Karl-Hermann Zoll, Dr. iur. Frank Fad
Rz. 249
Nicht selten sind zivilrechtliche Ansprüche eines Unfallopfers gem. den §§ 104 ff. SGB VII ausgeschlossen (näher dazu § 38 Rdn 1 ff.).
Rz. 250
Die gesetzliche Unfallversicherung verlagert den Schadensausgleich bei "Arbeitsunfällen" aus dem individualrechtlichen in den sozialrechtlichen Bereich. Die zivilrechtliche Haftung des Unternehmers bzw. Kollegen für fahrlässiges Verhalten bei Personenschäden wird durch die öffentlich-rechtliche Leistungspflicht der Träger der gesetzlichen Unfallversicherung abgelöst. Verbunden mit dieser Ablösung ist eine entsprechende Haftungsfreistellung der Betriebsangehörigen. Die gesetzliche Regelung dient u.a. dem Schutz des Geschädigten durch Einräumung eines vom Verschulden unabhängigen Anspruchs gegen einen leistungsfähigen Schuldner. Der Geschädigte muss weder ein Verschulden des Schädigers nachweisen noch sich ein eigenes Mitverschulden anrechnen lassen. Die sozialrechtlichen Ansprüche werden, falls ein Versicherungsfall vorliegt, ohne Verzögerung durch langwierige und mit dem Risiko eines Zivilprozesses behaftete Auseinandersetzungen mit dem Schädiger reguliert. Dazu bedarf es nicht einmal eines Tätigwerdens des Geschädigten. Wenn die Unfallversicherung von dem Schadensfall erfährt, wird geprüft, ob Unfallversicherungsschutz besteht. Ist dies der Fall, werden die nach dem Gesetz bestehenden Ansprüche von Amts wegen festgestellt. Wird zunächst ein nicht zuständiger Unfallversicherungsträger mit dem Fall befasst, gibt er die Sache an den zuständigen Träger weiter. Die Regelung der §§ 104 ff. SGB VII ist unter diesen Umständen verfassungsgemäß, denn sie stellt einen gerechten Ausgleich in der jeweiligen Gefahrengemeinschaft dar, in der jeder je nach den Umständen Schädiger oder Geschädigter sein kann.
Rz. 251
Der Begriff des "Arbeitsunfalls" (Betriebs- oder Wegeunfall) ist mit Blick auf den weiten Bereich der nach den §§ 2 ff. SGB VII Versicherten in weiterem Sinne zu verstehen. Beispielsweise ist ein Schulunfall ein Arbeitsunfall im Sinne des SGB VII.
Rz. 252
Ob ein Versicherungsfall vorliegt, mithin ein Haftungsausschluss in Betracht kommt, haben in erster Linie die Unfallversicherungsträger bzw. im Streitfall die Sozialgerichte zu entscheiden (näher § 37 Rdn 1 ff.).
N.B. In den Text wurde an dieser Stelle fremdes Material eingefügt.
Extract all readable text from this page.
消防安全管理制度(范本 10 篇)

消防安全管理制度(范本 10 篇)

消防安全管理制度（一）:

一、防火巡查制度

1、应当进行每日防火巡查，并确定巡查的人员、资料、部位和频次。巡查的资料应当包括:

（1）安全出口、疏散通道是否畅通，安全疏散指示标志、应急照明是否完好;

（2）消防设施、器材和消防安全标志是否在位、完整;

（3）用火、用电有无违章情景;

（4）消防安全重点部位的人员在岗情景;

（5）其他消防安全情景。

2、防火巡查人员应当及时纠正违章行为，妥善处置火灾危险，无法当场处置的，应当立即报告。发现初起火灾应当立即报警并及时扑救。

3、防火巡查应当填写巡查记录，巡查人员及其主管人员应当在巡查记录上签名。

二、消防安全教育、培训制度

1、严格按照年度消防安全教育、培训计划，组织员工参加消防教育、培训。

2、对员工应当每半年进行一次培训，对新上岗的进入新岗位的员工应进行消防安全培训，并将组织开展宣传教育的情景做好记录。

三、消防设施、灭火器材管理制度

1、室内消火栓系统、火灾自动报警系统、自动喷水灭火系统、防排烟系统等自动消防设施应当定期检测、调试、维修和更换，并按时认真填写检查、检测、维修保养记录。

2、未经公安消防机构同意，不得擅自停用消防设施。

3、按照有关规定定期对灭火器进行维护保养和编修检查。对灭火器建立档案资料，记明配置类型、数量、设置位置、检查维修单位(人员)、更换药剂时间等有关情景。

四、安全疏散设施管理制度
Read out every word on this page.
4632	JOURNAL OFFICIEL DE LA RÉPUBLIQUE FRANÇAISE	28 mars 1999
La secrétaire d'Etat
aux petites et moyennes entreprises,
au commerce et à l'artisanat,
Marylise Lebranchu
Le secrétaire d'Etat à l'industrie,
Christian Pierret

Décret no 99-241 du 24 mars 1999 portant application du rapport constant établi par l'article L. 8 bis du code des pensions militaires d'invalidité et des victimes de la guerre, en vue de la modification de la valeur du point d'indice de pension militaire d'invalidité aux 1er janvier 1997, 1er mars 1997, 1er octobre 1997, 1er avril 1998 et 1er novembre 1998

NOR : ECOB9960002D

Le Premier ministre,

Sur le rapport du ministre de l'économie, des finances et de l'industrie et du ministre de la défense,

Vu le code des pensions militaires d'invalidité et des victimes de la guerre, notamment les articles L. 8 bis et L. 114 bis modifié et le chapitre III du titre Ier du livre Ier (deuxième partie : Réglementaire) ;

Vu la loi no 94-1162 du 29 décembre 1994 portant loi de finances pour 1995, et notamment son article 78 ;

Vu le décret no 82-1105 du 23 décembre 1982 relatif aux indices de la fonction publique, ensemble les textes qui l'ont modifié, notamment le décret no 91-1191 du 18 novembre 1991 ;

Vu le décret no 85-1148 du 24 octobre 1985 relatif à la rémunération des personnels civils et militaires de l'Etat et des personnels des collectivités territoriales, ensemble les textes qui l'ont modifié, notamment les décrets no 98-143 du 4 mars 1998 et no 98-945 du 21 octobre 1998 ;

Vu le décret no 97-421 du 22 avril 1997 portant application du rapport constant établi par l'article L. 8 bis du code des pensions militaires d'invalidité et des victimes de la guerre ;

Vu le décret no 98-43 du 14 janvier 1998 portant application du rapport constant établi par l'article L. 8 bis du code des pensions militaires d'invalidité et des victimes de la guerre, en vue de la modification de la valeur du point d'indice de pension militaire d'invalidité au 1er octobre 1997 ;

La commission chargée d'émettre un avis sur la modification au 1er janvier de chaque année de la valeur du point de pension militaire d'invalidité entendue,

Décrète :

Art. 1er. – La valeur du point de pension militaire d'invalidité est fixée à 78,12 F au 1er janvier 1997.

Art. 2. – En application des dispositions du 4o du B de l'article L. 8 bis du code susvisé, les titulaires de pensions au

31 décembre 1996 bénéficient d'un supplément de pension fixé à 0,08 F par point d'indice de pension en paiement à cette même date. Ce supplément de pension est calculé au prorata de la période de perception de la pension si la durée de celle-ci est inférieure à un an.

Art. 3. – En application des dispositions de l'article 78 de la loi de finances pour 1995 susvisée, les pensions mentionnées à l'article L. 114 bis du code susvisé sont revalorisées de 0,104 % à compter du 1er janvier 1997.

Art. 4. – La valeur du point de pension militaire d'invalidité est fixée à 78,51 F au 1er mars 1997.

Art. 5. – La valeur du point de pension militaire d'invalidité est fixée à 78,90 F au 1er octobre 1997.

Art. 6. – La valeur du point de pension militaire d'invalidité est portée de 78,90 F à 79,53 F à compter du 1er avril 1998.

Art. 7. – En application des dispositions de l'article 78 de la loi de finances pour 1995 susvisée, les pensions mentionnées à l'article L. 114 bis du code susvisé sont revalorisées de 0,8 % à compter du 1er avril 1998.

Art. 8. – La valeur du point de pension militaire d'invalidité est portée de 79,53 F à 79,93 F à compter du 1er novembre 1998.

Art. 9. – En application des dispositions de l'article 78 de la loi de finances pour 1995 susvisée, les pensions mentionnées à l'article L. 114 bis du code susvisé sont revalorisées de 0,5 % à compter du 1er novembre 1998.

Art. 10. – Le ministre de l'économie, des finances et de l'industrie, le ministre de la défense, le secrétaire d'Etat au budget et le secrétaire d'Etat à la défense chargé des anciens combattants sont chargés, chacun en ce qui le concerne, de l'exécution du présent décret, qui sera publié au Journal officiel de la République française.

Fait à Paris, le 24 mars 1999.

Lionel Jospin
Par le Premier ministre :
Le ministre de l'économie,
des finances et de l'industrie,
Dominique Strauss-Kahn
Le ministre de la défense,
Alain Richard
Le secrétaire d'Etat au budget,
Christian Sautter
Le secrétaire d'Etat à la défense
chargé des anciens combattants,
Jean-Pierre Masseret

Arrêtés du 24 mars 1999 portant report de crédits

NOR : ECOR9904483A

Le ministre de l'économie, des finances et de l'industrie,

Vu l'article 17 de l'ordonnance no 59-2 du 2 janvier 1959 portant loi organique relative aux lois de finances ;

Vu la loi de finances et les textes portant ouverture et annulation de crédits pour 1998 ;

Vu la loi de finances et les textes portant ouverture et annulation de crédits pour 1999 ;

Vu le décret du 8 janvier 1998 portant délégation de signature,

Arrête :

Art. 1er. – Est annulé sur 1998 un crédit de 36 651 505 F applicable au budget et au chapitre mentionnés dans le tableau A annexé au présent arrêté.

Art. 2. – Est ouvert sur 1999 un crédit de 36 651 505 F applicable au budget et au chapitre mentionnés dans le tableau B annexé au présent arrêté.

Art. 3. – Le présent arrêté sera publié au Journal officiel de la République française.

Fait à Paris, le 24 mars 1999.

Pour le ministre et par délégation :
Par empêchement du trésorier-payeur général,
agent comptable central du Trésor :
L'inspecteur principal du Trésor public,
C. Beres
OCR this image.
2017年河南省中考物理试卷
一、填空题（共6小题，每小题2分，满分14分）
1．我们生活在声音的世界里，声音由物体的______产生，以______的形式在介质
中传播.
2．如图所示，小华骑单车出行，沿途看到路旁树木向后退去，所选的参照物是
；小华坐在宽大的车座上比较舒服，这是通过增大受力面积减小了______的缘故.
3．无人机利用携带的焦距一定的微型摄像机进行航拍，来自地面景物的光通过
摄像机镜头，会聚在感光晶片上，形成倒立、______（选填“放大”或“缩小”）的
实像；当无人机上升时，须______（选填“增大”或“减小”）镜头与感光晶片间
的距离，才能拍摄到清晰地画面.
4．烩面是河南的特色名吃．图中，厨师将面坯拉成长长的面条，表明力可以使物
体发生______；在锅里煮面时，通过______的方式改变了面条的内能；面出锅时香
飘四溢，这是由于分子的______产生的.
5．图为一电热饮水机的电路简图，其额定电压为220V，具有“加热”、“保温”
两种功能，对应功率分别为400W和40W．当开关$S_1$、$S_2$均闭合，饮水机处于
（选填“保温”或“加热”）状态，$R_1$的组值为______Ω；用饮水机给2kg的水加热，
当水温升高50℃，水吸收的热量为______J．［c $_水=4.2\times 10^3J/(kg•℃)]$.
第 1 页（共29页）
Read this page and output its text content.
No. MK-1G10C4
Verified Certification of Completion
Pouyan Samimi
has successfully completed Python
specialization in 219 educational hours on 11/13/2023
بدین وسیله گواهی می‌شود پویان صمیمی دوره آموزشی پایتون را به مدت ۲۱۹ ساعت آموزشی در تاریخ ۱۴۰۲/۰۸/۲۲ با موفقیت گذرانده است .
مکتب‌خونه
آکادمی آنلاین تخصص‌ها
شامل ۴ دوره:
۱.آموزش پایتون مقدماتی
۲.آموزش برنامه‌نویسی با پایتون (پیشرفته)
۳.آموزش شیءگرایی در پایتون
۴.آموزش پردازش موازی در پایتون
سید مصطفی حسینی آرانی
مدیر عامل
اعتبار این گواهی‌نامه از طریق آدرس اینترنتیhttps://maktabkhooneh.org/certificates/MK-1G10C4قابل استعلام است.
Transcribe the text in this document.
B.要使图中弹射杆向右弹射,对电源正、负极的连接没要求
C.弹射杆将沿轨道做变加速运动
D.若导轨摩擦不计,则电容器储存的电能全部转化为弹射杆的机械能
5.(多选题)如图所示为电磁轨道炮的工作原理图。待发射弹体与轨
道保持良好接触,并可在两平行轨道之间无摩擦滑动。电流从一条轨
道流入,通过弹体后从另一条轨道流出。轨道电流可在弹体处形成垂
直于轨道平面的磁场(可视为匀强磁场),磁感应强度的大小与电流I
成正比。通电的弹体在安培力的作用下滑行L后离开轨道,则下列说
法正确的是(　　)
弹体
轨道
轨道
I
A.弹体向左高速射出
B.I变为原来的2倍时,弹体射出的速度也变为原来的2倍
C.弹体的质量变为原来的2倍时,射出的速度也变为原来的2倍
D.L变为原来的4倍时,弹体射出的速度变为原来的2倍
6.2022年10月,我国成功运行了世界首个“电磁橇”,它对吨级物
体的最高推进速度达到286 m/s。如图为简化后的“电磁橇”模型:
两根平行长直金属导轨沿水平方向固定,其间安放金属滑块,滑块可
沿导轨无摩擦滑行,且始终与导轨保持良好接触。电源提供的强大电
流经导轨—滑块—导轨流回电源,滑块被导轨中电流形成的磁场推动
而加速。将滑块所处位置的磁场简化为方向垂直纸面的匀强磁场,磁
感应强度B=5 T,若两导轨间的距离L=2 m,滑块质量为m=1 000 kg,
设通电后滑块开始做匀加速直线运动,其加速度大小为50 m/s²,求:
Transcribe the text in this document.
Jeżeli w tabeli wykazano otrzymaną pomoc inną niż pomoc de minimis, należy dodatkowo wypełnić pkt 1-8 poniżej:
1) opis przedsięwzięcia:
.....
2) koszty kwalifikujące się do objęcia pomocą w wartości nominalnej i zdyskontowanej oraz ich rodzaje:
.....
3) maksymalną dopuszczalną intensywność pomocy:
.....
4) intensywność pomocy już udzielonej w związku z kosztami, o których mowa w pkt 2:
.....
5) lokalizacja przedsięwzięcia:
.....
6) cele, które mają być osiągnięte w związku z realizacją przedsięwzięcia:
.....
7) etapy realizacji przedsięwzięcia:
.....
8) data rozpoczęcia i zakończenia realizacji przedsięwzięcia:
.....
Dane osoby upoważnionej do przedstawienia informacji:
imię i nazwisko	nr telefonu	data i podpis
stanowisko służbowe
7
Nach § 108 SGB VII ist ein Gericht, das über Ersatzansprüche der in den §§ 104 bis 107 genannten Art zu entscheiden hat, an eine unanfechtbare Entscheidung nach dem SGB VII oder nach dem SGG gebunden, ob ein Versicherungsfall vorliegt, in welchem Umfang Leistungen zu erbringen sind und ob der Unfallversicherungsträger zuständig ist (Abs. 1); das Gericht hat sein Verfahren auszusetzen, bis eine Entscheidung nach Abs. 1 ergangen ist; falls ein solches Verfahren noch nicht eingeleitet ist, bestimmt das Gericht dafür eine Frist, nach deren Ablauf die Aufnahme des ausgesetzten Verfahrens zulässig ist (Abs. 2). Der BGH hat sich mit dem Vorrang der sozialrechtlichen Entscheidungen und deren Bindungswirkung in einer Reihe von Entscheidungen befasst. Dabei ist er allerdings z.T. über das Ziel hinausgeschossen.
Rz. 253
Selbstverständlich gilt der Haftungsausschluss nur im Verhältnis zu den von der Regelung Betroffenen (Arbeitskollegen, Mitschülern usw.). So kann etwa ein Verkehrsunfall für einen der Beteiligten ein Arbeits- oder Arbeitswegeunfall sein und Unfallversicherungsschutz begründen; ist der Unfallgegner irgendein Dritter, kommt ein Haftungsausschluss nicht in Betracht.
Rz. 254
Ein typisches Beispiel für den Haftungsausschluss ist die Pannenhilfe. Wer am privaten Pkw eines anderen unentgeltlich und aus Gefälligkeit Reparaturen ausführt, wird wie ein aufgrund eines Arbeitsverhältnisses in der privaten Kfz-Haltung Beschäftigter tätig und ist deshalb unfallversichert (§ 2 Abs. 2 S. 1 SGB VII). Er kann deshalb den Kfz-Halter wegen von diesem fahrlässig verursachter Verletzungen bei den Reparaturarbeiten nicht in Anspruch nehmen. Das "Unternehmen" des Kfz-Halters ist die nicht gewerbsmäßige Fahrzeughaltung (§§ 129 Abs. 1 Nr. 2, 136 Abs. 3 Nr. 1 SGB VII). Wird die Hilfe dem Fahrer des Pkw geleistet, ist dieser haftungsprivilegiert. Verletzt umgekehrt der Helfer den Kfz-Halter und liegen die Voraussetzungen für ein Haftungsprivileg des Helfers vor, ist der – nicht versicherte – Kfz-Halter nach § 105 Abs. 2 SGB VII so zu stellen, wie wenn er versichert wäre, es sei denn, eine Ersatzpflicht des Schädigers gegenüber dem Unternehmer ist zivilrechtlich ausgeschlossen. In diesem Fall ist der Helfer nach § 105 Abs. 1 S. 1 SGB VII haftungsprivilegiert. Ob ein Freundschafts- oder Gefälligkeitsdienst als versicherte Tätigkeit anzusehen ist, ist eine Frage des Einzelfalls. So soll etwa die Starthilfe für den Pkw des Geschädigten, die sich darauf beschränkt, die Zündung des anderen Pkw zu betätigen, nachdem der Geschädigte selbst mit Überbrückungskabeln die Verbindung zwischen den Batterien in den beiden Fahrzeugen hergestellt hat, nicht als ernsthafte Arbeit mit der Folge der Haftungsprivilegier...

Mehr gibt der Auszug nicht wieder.